Import will be done by executing previously prepared script. Edits will be monitored and sample of edited objects checked in attempt to detect any previously missed problems and bugs.

Separate changeset for each POI

In case of bad, broken or otherwise problematic data such edit will be reverted. I have experience with reverting own automated edits - though it was not needed often.
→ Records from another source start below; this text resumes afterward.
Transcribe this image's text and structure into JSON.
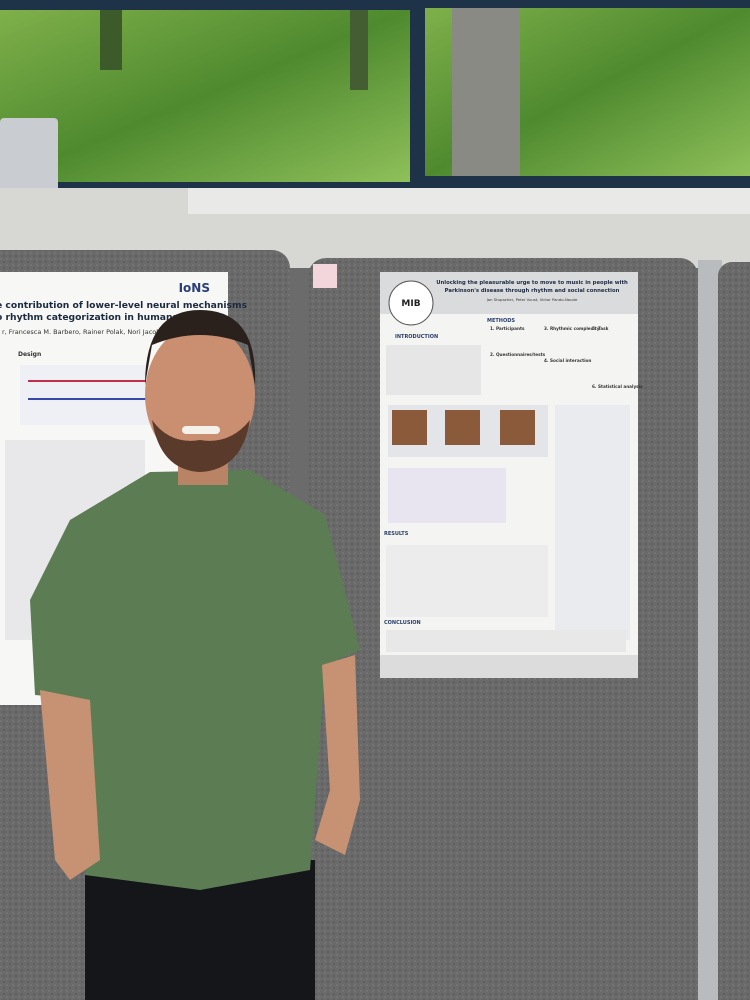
{
  "left_poster": {
    "logo": "IoNS",
    "title_lines": [
      "e contribution of lower-level neural mechanisms",
      "o rhythm categorization in humans"
    ],
    "authors": "r, Francesca M. Barbero, Rainer Polak, Nori Jacoby",
    "section": "Design"
  },
  "right_poster": {
    "logo": "MIB",
    "title_lines": [
      "Unlocking the pleasurable urge to move to music in people with",
      "Parkinson's disease through rhythm and social connection"
    ],
    "authors": "Jan Stupacher, Peter Vuust, Victor Pando-Naude",
    "sections": [
      "INTRODUCTION",
      "METHODS",
      "RESULTS",
      "CONCLUSION"
    ],
    "methods": [
      "1. Participants",
      "2. Questionnaires/tests",
      "3. Rhythmic complexity",
      "4. Social interaction",
      "5. Task",
      "6. Statistical analysis"
    ]
  }
}
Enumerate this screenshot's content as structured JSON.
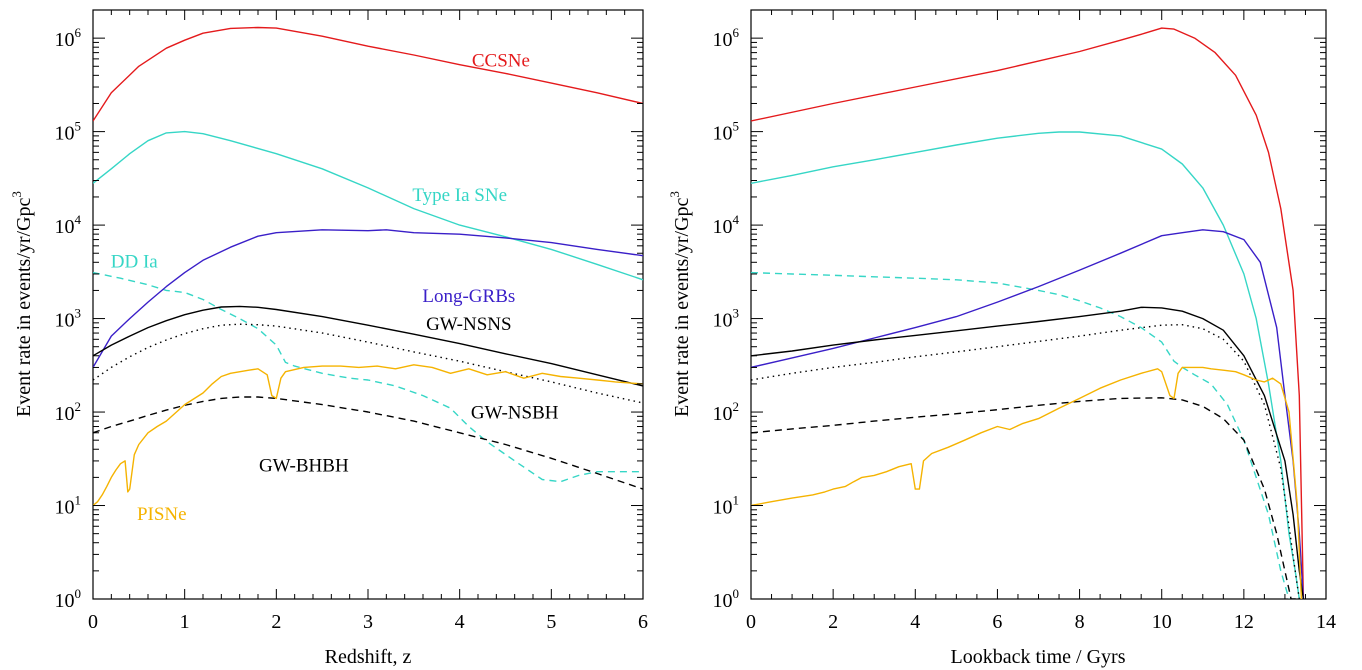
{
  "chart_data": [
    {
      "type": "line",
      "xlabel": "Redshift, z",
      "ylabel": "Event rate in events/yr/Gpc",
      "ylabel_sup": "3",
      "xlim": [
        0,
        6
      ],
      "ylim": [
        1,
        2000000
      ],
      "yscale": "log",
      "grid": false,
      "xticks": [
        0,
        1,
        2,
        3,
        4,
        5,
        6
      ],
      "yticks": [
        1,
        10,
        100,
        1000,
        10000,
        100000,
        1000000
      ],
      "ytick_labels": [
        {
          "base": "10",
          "exp": "0"
        },
        {
          "base": "10",
          "exp": "1"
        },
        {
          "base": "10",
          "exp": "2"
        },
        {
          "base": "10",
          "exp": "3"
        },
        {
          "base": "10",
          "exp": "4"
        },
        {
          "base": "10",
          "exp": "5"
        },
        {
          "base": "10",
          "exp": "6"
        }
      ],
      "annotations": [
        {
          "text": "CCSNe",
          "x": 4.45,
          "y": 500000,
          "color": "#e41a1c"
        },
        {
          "text": "Type Ia SNe",
          "x": 4.0,
          "y": 18000,
          "color": "#36d6c6"
        },
        {
          "text": "DD Ia",
          "x": 0.45,
          "y": 3500,
          "color": "#36d6c6"
        },
        {
          "text": "Long-GRBs",
          "x": 4.1,
          "y": 1500,
          "color": "#3a1fc8"
        },
        {
          "text": "GW-NSNS",
          "x": 4.1,
          "y": 750,
          "color": "#000000"
        },
        {
          "text": "GW-NSBH",
          "x": 4.6,
          "y": 85,
          "color": "#000000"
        },
        {
          "text": "GW-BHBH",
          "x": 2.3,
          "y": 23,
          "color": "#000000"
        },
        {
          "text": "PISNe",
          "x": 0.75,
          "y": 7,
          "color": "#f5b301"
        }
      ],
      "series": [
        {
          "key": "ccsne",
          "color": "#e41a1c",
          "dash": "solid",
          "x": [
            0,
            0.2,
            0.5,
            0.8,
            1.0,
            1.2,
            1.5,
            1.8,
            2.0,
            2.5,
            3.0,
            3.5,
            4.0,
            4.5,
            5.0,
            5.5,
            6.0
          ],
          "y": [
            130000,
            260000,
            500000,
            780000,
            950000,
            1130000,
            1270000,
            1300000,
            1280000,
            1050000,
            820000,
            660000,
            520000,
            420000,
            330000,
            260000,
            200000
          ]
        },
        {
          "key": "type_ia",
          "color": "#36d6c6",
          "dash": "solid",
          "x": [
            0,
            0.2,
            0.4,
            0.6,
            0.8,
            1.0,
            1.2,
            1.5,
            2.0,
            2.5,
            3.0,
            3.5,
            4.0,
            4.5,
            5.0,
            5.5,
            6.0
          ],
          "y": [
            28000,
            40000,
            58000,
            80000,
            97000,
            100000,
            95000,
            80000,
            58000,
            40000,
            25000,
            15000,
            10000,
            7500,
            5500,
            3800,
            2600
          ]
        },
        {
          "key": "dd_ia",
          "color": "#36d6c6",
          "dash": "dashed",
          "x": [
            0,
            0.3,
            0.6,
            0.8,
            1.0,
            1.2,
            1.4,
            1.6,
            1.8,
            2.0,
            2.1,
            2.2,
            2.5,
            2.8,
            3.0,
            3.3,
            3.6,
            3.9,
            4.1,
            4.3,
            4.6,
            4.9,
            5.1,
            5.3,
            5.5,
            6.0
          ],
          "y": [
            3100,
            2700,
            2300,
            2000,
            1900,
            1600,
            1250,
            1000,
            780,
            520,
            340,
            310,
            260,
            230,
            220,
            190,
            150,
            110,
            70,
            48,
            30,
            19,
            18,
            21,
            23,
            23
          ]
        },
        {
          "key": "long_grbs",
          "color": "#3a1fc8",
          "dash": "solid",
          "x": [
            0,
            0.2,
            0.4,
            0.6,
            0.8,
            1.0,
            1.2,
            1.5,
            1.8,
            2.0,
            2.5,
            3.0,
            3.2,
            3.5,
            4.0,
            4.5,
            5.0,
            5.5,
            6.0
          ],
          "y": [
            300,
            650,
            1000,
            1500,
            2200,
            3100,
            4200,
            5800,
            7600,
            8300,
            8900,
            8700,
            8900,
            8300,
            8000,
            7300,
            6500,
            5500,
            4700
          ]
        },
        {
          "key": "gw_nsns",
          "color": "#000000",
          "dash": "solid",
          "x": [
            0,
            0.2,
            0.4,
            0.6,
            0.8,
            1.0,
            1.2,
            1.4,
            1.6,
            1.8,
            2.0,
            2.5,
            3.0,
            3.5,
            4.0,
            4.5,
            5.0,
            5.5,
            6.0
          ],
          "y": [
            400,
            520,
            650,
            800,
            950,
            1100,
            1230,
            1330,
            1350,
            1320,
            1250,
            1050,
            850,
            680,
            540,
            420,
            330,
            250,
            190
          ]
        },
        {
          "key": "gw_nsbh",
          "color": "#000000",
          "dash": "dotted",
          "x": [
            0,
            0.2,
            0.4,
            0.6,
            0.8,
            1.0,
            1.2,
            1.4,
            1.6,
            1.8,
            2.0,
            2.5,
            3.0,
            3.5,
            4.0,
            4.5,
            5.0,
            5.5,
            6.0
          ],
          "y": [
            220,
            300,
            390,
            490,
            590,
            690,
            780,
            850,
            870,
            860,
            830,
            700,
            560,
            440,
            350,
            270,
            210,
            160,
            125
          ]
        },
        {
          "key": "gw_bhbh",
          "color": "#000000",
          "dash": "dashed",
          "x": [
            0,
            0.2,
            0.4,
            0.6,
            0.8,
            1.0,
            1.2,
            1.4,
            1.6,
            1.8,
            2.0,
            2.5,
            3.0,
            3.5,
            4.0,
            4.5,
            5.0,
            5.5,
            6.0
          ],
          "y": [
            60,
            70,
            80,
            92,
            105,
            118,
            130,
            140,
            145,
            145,
            140,
            120,
            100,
            80,
            60,
            45,
            32,
            22,
            15
          ]
        },
        {
          "key": "pisne",
          "color": "#f5b301",
          "dash": "solid",
          "x": [
            0,
            0.05,
            0.1,
            0.15,
            0.2,
            0.25,
            0.3,
            0.35,
            0.38,
            0.4,
            0.45,
            0.5,
            0.6,
            0.7,
            0.8,
            1.0,
            1.2,
            1.3,
            1.4,
            1.5,
            1.7,
            1.8,
            1.9,
            1.95,
            2.0,
            2.05,
            2.1,
            2.3,
            2.5,
            2.7,
            2.9,
            3.1,
            3.3,
            3.5,
            3.7,
            3.9,
            4.1,
            4.3,
            4.5,
            4.7,
            4.9,
            5.1,
            5.3,
            5.5,
            5.7,
            6.0
          ],
          "y": [
            10,
            11,
            13,
            16,
            20,
            24,
            28,
            30,
            14,
            15,
            35,
            45,
            60,
            70,
            80,
            120,
            160,
            200,
            240,
            260,
            280,
            290,
            250,
            150,
            140,
            230,
            270,
            300,
            310,
            310,
            300,
            310,
            290,
            320,
            300,
            260,
            290,
            250,
            270,
            230,
            260,
            240,
            230,
            220,
            210,
            200
          ]
        }
      ]
    },
    {
      "type": "line",
      "xlabel": "Lookback time / Gyrs",
      "ylabel": "Event rate in events/yr/Gpc",
      "ylabel_sup": "3",
      "xlim": [
        0,
        14
      ],
      "ylim": [
        1,
        2000000
      ],
      "yscale": "log",
      "grid": false,
      "xticks": [
        0,
        2,
        4,
        6,
        8,
        10,
        12,
        14
      ],
      "yticks": [
        1,
        10,
        100,
        1000,
        10000,
        100000,
        1000000
      ],
      "ytick_labels": [
        {
          "base": "10",
          "exp": "0"
        },
        {
          "base": "10",
          "exp": "1"
        },
        {
          "base": "10",
          "exp": "2"
        },
        {
          "base": "10",
          "exp": "3"
        },
        {
          "base": "10",
          "exp": "4"
        },
        {
          "base": "10",
          "exp": "5"
        },
        {
          "base": "10",
          "exp": "6"
        }
      ],
      "series": [
        {
          "key": "ccsne",
          "color": "#e41a1c",
          "dash": "solid",
          "x": [
            0,
            2,
            4,
            6,
            8,
            9,
            9.5,
            10.0,
            10.3,
            10.8,
            11.3,
            11.8,
            12.3,
            12.6,
            12.9,
            13.2,
            13.35,
            13.45
          ],
          "y": [
            130000,
            200000,
            300000,
            450000,
            720000,
            950000,
            1100000,
            1280000,
            1250000,
            1000000,
            700000,
            400000,
            150000,
            60000,
            15000,
            2000,
            150,
            1
          ]
        },
        {
          "key": "type_ia",
          "color": "#36d6c6",
          "dash": "solid",
          "x": [
            0,
            1,
            2,
            3,
            4,
            5,
            6,
            7,
            7.5,
            8,
            9,
            10,
            10.5,
            11,
            11.5,
            12,
            12.3,
            12.6,
            12.9,
            13.1,
            13.25,
            13.35
          ],
          "y": [
            28000,
            34000,
            42000,
            50000,
            60000,
            72000,
            85000,
            96000,
            99000,
            99000,
            90000,
            65000,
            45000,
            25000,
            10000,
            3000,
            1000,
            200,
            30,
            5,
            2,
            1
          ]
        },
        {
          "key": "dd_ia",
          "color": "#36d6c6",
          "dash": "dashed",
          "x": [
            0,
            1,
            2,
            3,
            4,
            5,
            6,
            7,
            7.5,
            8,
            8.5,
            9,
            9.5,
            10,
            10.3,
            10.5,
            10.8,
            11.2,
            11.6,
            12.0,
            12.3,
            12.6,
            12.9,
            13.1
          ],
          "y": [
            3100,
            3000,
            2900,
            2800,
            2700,
            2600,
            2400,
            2000,
            1800,
            1550,
            1300,
            1050,
            800,
            560,
            350,
            300,
            250,
            200,
            120,
            50,
            20,
            8,
            2,
            1
          ]
        },
        {
          "key": "long_grbs",
          "color": "#3a1fc8",
          "dash": "solid",
          "x": [
            0,
            1,
            2,
            3,
            4,
            5,
            6,
            7,
            8,
            9,
            10,
            10.5,
            11,
            11.5,
            12,
            12.4,
            12.8,
            13.0,
            13.2,
            13.35,
            13.45
          ],
          "y": [
            300,
            380,
            480,
            620,
            800,
            1050,
            1500,
            2200,
            3300,
            5000,
            7700,
            8300,
            8900,
            8500,
            7000,
            4000,
            800,
            150,
            30,
            5,
            1
          ]
        },
        {
          "key": "gw_nsns",
          "color": "#000000",
          "dash": "solid",
          "x": [
            0,
            1,
            2,
            3,
            4,
            5,
            6,
            7,
            8,
            9,
            9.5,
            10,
            10.5,
            11,
            11.5,
            12,
            12.5,
            13.0,
            13.2,
            13.35,
            13.45
          ],
          "y": [
            400,
            450,
            520,
            590,
            660,
            740,
            830,
            930,
            1050,
            1200,
            1320,
            1300,
            1200,
            1000,
            750,
            400,
            150,
            30,
            8,
            2,
            1
          ]
        },
        {
          "key": "gw_nsbh",
          "color": "#000000",
          "dash": "dotted",
          "x": [
            0,
            1,
            2,
            3,
            4,
            5,
            6,
            7,
            8,
            9,
            10,
            10.5,
            11,
            11.5,
            12,
            12.5,
            12.9,
            13.1,
            13.25,
            13.35
          ],
          "y": [
            220,
            260,
            300,
            340,
            390,
            440,
            500,
            570,
            650,
            750,
            850,
            860,
            780,
            600,
            350,
            120,
            25,
            6,
            2,
            1
          ]
        },
        {
          "key": "gw_bhbh",
          "color": "#000000",
          "dash": "dashed",
          "x": [
            0,
            1,
            2,
            3,
            4,
            5,
            6,
            7,
            8,
            9,
            10,
            10.5,
            11,
            11.5,
            12,
            12.5,
            12.8,
            13.0,
            13.15,
            13.3
          ],
          "y": [
            60,
            66,
            72,
            80,
            88,
            96,
            106,
            118,
            130,
            140,
            142,
            135,
            115,
            85,
            50,
            15,
            5,
            2,
            1,
            1
          ]
        },
        {
          "key": "pisne",
          "color": "#f5b301",
          "dash": "solid",
          "x": [
            0,
            0.5,
            1.0,
            1.5,
            1.8,
            2.0,
            2.3,
            2.5,
            2.7,
            3.0,
            3.3,
            3.6,
            3.9,
            4.0,
            4.1,
            4.2,
            4.4,
            4.8,
            5.2,
            5.6,
            6.0,
            6.3,
            6.6,
            7.0,
            7.5,
            8.0,
            8.5,
            9.0,
            9.5,
            9.9,
            10.0,
            10.2,
            10.3,
            10.4,
            10.5,
            10.8,
            11.0,
            11.2,
            11.5,
            11.8,
            12.0,
            12.3,
            12.5,
            12.7,
            12.9,
            13.1,
            13.3,
            13.4
          ],
          "y": [
            10,
            11,
            12,
            13,
            14,
            15,
            16,
            18,
            20,
            21,
            23,
            26,
            28,
            15,
            15,
            30,
            36,
            42,
            50,
            60,
            70,
            65,
            75,
            85,
            110,
            140,
            180,
            220,
            260,
            290,
            270,
            150,
            140,
            260,
            300,
            300,
            300,
            290,
            280,
            270,
            250,
            220,
            210,
            230,
            200,
            100,
            10,
            1
          ]
        }
      ]
    }
  ]
}
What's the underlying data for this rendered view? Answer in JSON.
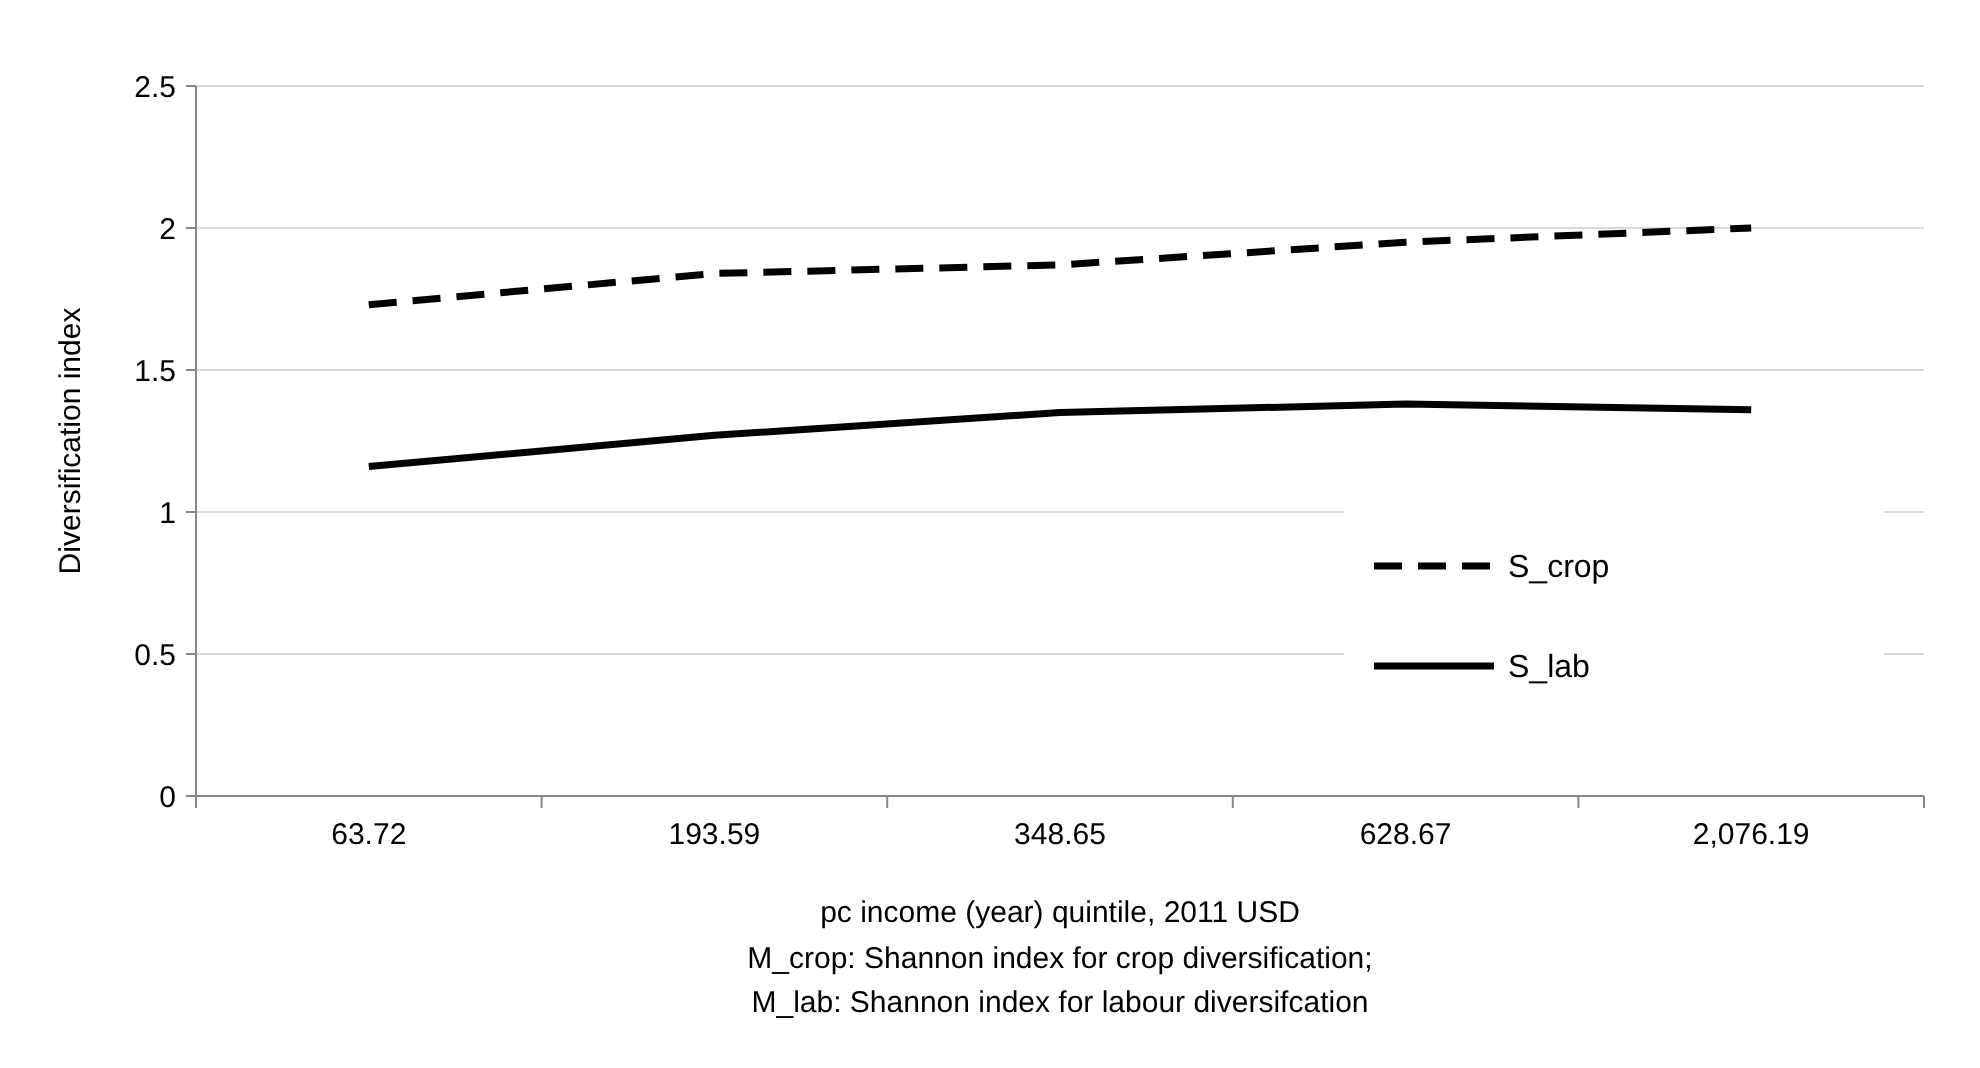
{
  "chart_data": {
    "type": "line",
    "ylabel": "Diversification index",
    "xlabel": "pc income (year) quintile, 2011 USD",
    "annotations": [
      "M_crop: Shannon index for crop diversification;",
      "M_lab: Shannon index for labour diversifcation"
    ],
    "categories": [
      "63.72",
      "193.59",
      "348.65",
      "628.67",
      "2,076.19"
    ],
    "series": [
      {
        "name": "S_crop",
        "color": "#000000",
        "line_style": "dashed",
        "values": [
          1.73,
          1.84,
          1.87,
          1.95,
          2.0
        ]
      },
      {
        "name": "S_lab",
        "color": "#000000",
        "line_style": "solid",
        "values": [
          1.16,
          1.27,
          1.35,
          1.38,
          1.36
        ]
      }
    ],
    "ylim": [
      0,
      2.5
    ],
    "yticks": [
      0,
      0.5,
      1,
      1.5,
      2,
      2.5
    ],
    "grid": "y",
    "legend": "bottom right",
    "marker": "none"
  }
}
I will be using a separate account to make such cleanup easier, if it will be ever needed.

Edit will be done using Mateusz Konieczny - bot account - ATP import account

Conflation

Done with custom software residing at https://codeberg.org/matkoniecz/list_how_openstreetmap_can_be_improved_with_alltheplaces_data

This software is intended to be enabling processing of ATP shop-type POI data in general.

QA

Samples of data was inspected manually.

Data was also reviewed by variety of automated QA, see scripts in https://codeberg.org/matkoniecz/list_how_openstreetmap_can_be_improved_with_alltheplaces_data - see for example for just sample of problem found, reported back to All the Places project - in form of issues and/or patches

Discussion

The post to the community forum can be found at https://community.openstreetmap.org/t/empik-import-tagow-website-z-all-the-places/125182

Also posted extra to https://community.openstreetmap.org/t/what-you-think-about-importing-opening-hours-data-from-alltheplaces/120608/68

And posted to imports mailing list https://lists.openstreetmap.org/pipermail/imports/2025-February/007291.html

Conflict of interest info

I received grant funding for making software that processed ATP data.

Time for making import itself was deliberately not included in grant to reduce conflict of interest.

Not doing import at all will not block grant itself (again, setup this way to reduce conflict of interest).

I am not doing this import because funder requires me to do so, I rather obtained funding to make such kind of import possible.